Blijkens de mededeling van de Directeur van Uw kabinet van 15 december 2020, nr. 2020002595,
machtigde Uwe Majesteit de Afdeling advisering van de Raad van State haar advies inzake
het bovenvermelde voorstel van wet rechtstreeks aan mij te doen toekomen. Dit advies,
gedateerd 10 februari 2021, nr.
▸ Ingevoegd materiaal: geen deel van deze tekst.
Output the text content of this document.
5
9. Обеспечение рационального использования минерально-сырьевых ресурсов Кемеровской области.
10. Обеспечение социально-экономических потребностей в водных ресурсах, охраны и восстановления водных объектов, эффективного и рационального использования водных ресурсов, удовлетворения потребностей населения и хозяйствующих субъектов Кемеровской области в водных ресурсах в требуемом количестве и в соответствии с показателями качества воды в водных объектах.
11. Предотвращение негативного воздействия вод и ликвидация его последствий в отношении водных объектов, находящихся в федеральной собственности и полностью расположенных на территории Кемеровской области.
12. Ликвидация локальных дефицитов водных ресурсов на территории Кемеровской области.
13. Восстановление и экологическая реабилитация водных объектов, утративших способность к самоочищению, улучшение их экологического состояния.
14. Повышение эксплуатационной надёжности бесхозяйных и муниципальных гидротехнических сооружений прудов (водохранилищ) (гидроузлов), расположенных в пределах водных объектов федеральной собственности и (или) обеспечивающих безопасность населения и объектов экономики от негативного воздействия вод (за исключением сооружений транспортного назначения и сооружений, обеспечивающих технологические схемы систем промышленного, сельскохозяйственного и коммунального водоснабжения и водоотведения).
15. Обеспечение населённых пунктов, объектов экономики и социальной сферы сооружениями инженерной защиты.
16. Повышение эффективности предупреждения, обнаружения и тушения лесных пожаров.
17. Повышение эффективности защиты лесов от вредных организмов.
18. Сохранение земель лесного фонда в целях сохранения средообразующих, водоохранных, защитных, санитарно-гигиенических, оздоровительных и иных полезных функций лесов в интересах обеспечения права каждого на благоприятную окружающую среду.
W18.20.0488/IV, bied ik U hierbij aan.
Bij Kabinetsmissive van 15 december 2020, no. 2020002595, heeft Uwe Majesteit, op
voordracht van de Minister van Economische Zaken en Klimaat, bij de Afdeling advisering
van de Raad van State ter overweging aanhangig gemaakt het voorstel van wet houdende
regels omtrent garanties van oorsprong voor energie uit hernieuwbare bronnen (Wet
implementatie EU-richtlijn hernieuwbare energie en garanties van oorsprong), met memorie
van toelichting.
De Afdeling advisering van de Raad van State heeft geen opmerkingen bij het voorstel
en adviseert het voorstel bij de Tweede Kamer der Staten-Generaal in te dienen.
Gelet op artikel 26, zesde lid jo vijfde lid, van de Wet op de Raad van State, adviseert
de Afdeling dit advies openbaar te maken.
De vice-president van de Raad van State,
Th. C. de Graaf
Het voorstel geeft de Afdeling advisering van de Raad van State geen aanleiding tot
het maken van inhoudelijke opmerkingen.
Na ontvangst van het advies van de Afdeling advisering van de Raad van State zijn
enkele tekstwijzigingen van zeer ondergeschikte aard doorgevoerd in het wetsvoorstel,
de memorie van toelichting en in de transponeringstabel ter actualisering.
Ik moge U verzoeken het hierbij gevoegde voorstel van wet en de gewijzigde memorie
van toelichting aan de Tweede Kamer der Staten-Generaal te zenden.